Der Erbsbär lebt hier immer noch
Von Sabine Lueken
Der Erbsbär, ein bedrohlich wirkendes Ungetüm aus Stroh, unter dem ein junger Mann steckt, der an einer Kette durchs Dorf geführt wird, gehört zum traditionellen Kirmesbrauchtum in einigen Regionen Thüringens. Auch auf einem von Ute Mahlers Fotos in der Ausstellung der Berliner Akademie der Künste taucht er auf. Allein auf menschenleerer Straße muss er aufpassen, nicht überfahren zu werden. Die Straße führt durch Berka an der Wipper, ein 900-Seelen-Dorf in der Mitte Deutschlands, im Kyffhäuserkreis in Thüringen.
Dort ist die Fotografin und Mitgründerin der berühmten Ostberliner Fotoagentur Ostkreuz geboren und aufgewachsen – und wollte ein Werk vollenden, das ihr Vater begonnen hatte. Ludwig Schirmer war Müllermeister und dokumentierte als Autodidakt von 1950 bis 1960 mit der Kamera das Leben in seinem Heimatdorf. 1961 zog er mit der Familie nach Oranienburg und wurde in Berlin einer der erfolgreichsten Werbefotografen der DDR.
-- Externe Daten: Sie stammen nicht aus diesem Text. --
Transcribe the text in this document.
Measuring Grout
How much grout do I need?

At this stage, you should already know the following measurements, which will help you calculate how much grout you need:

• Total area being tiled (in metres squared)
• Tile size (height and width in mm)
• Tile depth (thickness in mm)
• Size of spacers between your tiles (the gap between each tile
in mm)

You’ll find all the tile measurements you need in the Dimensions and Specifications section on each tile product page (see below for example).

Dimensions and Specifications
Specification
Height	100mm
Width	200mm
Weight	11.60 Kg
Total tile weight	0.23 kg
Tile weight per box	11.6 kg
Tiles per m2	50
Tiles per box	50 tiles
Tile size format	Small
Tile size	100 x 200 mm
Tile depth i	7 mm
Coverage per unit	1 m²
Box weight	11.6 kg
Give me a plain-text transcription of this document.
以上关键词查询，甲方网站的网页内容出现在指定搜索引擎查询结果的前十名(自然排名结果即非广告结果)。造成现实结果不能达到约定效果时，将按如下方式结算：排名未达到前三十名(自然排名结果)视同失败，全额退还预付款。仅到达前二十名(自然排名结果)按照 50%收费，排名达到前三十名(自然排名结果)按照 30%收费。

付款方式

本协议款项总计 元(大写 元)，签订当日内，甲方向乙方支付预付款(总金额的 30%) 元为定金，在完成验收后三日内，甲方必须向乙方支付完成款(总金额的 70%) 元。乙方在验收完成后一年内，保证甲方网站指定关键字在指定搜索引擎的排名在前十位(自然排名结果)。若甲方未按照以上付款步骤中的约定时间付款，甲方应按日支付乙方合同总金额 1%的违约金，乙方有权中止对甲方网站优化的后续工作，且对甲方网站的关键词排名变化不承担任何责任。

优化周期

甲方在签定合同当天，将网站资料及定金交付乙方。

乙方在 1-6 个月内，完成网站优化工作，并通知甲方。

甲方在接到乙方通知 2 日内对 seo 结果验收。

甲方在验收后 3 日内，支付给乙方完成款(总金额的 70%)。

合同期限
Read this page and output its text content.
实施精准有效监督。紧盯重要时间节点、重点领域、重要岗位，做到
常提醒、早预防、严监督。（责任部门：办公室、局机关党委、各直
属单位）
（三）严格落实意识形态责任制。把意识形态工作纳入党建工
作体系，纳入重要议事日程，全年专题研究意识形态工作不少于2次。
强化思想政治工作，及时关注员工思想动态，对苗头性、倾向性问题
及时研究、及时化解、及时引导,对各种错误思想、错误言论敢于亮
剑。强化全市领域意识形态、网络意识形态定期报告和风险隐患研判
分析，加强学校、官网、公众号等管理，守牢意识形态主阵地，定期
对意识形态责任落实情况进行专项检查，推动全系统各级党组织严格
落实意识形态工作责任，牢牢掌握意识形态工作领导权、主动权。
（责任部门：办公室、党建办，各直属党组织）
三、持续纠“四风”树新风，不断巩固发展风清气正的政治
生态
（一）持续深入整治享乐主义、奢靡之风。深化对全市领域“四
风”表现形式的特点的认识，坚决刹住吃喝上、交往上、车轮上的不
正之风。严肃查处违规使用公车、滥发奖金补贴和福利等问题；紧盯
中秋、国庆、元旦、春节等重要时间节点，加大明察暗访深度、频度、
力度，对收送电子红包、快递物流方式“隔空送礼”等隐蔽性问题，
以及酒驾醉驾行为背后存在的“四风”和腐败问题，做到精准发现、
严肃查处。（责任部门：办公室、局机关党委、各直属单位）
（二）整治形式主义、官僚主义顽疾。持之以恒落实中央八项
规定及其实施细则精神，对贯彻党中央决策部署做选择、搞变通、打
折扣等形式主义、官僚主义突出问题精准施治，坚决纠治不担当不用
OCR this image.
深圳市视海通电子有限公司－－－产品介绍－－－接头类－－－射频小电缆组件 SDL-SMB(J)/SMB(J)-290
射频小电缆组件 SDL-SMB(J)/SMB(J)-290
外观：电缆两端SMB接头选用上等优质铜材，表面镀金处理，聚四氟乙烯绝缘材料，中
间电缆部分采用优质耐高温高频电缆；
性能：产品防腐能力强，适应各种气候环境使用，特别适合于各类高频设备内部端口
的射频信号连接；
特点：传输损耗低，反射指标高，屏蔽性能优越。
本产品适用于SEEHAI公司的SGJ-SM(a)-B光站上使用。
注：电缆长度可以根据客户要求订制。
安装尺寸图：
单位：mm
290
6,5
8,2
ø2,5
Ute Mahlers Ehemann Werner, ebenfalls Ostkreuz-Mitbegründer, hatte 1977 die Idee, für seine Diplomarbeit an der Leipziger Hochschule für Grafik und Buchkunst in Berka zu fotografieren, allerdings ohne von den Arbeiten seines Schwiegervaters, dessen Assistent er war, zu wissen. Die Großeltern seiner Frau lebten noch immer in der Mühle, der Großvater hatte die Arbeit des Müllers übernommen. Später bekam Mahler dann noch einen Auftrag der Illustrierten Stern, erneut in Berka zu fotografieren. Ute Mahler fand nach dem Tod ihres Vaters 2001 dessen Bilder im Nachlass – und war überwältigt: von den Erinnerungen an ihre Kindheit, aber auch von der Qualität der Aufnahmen.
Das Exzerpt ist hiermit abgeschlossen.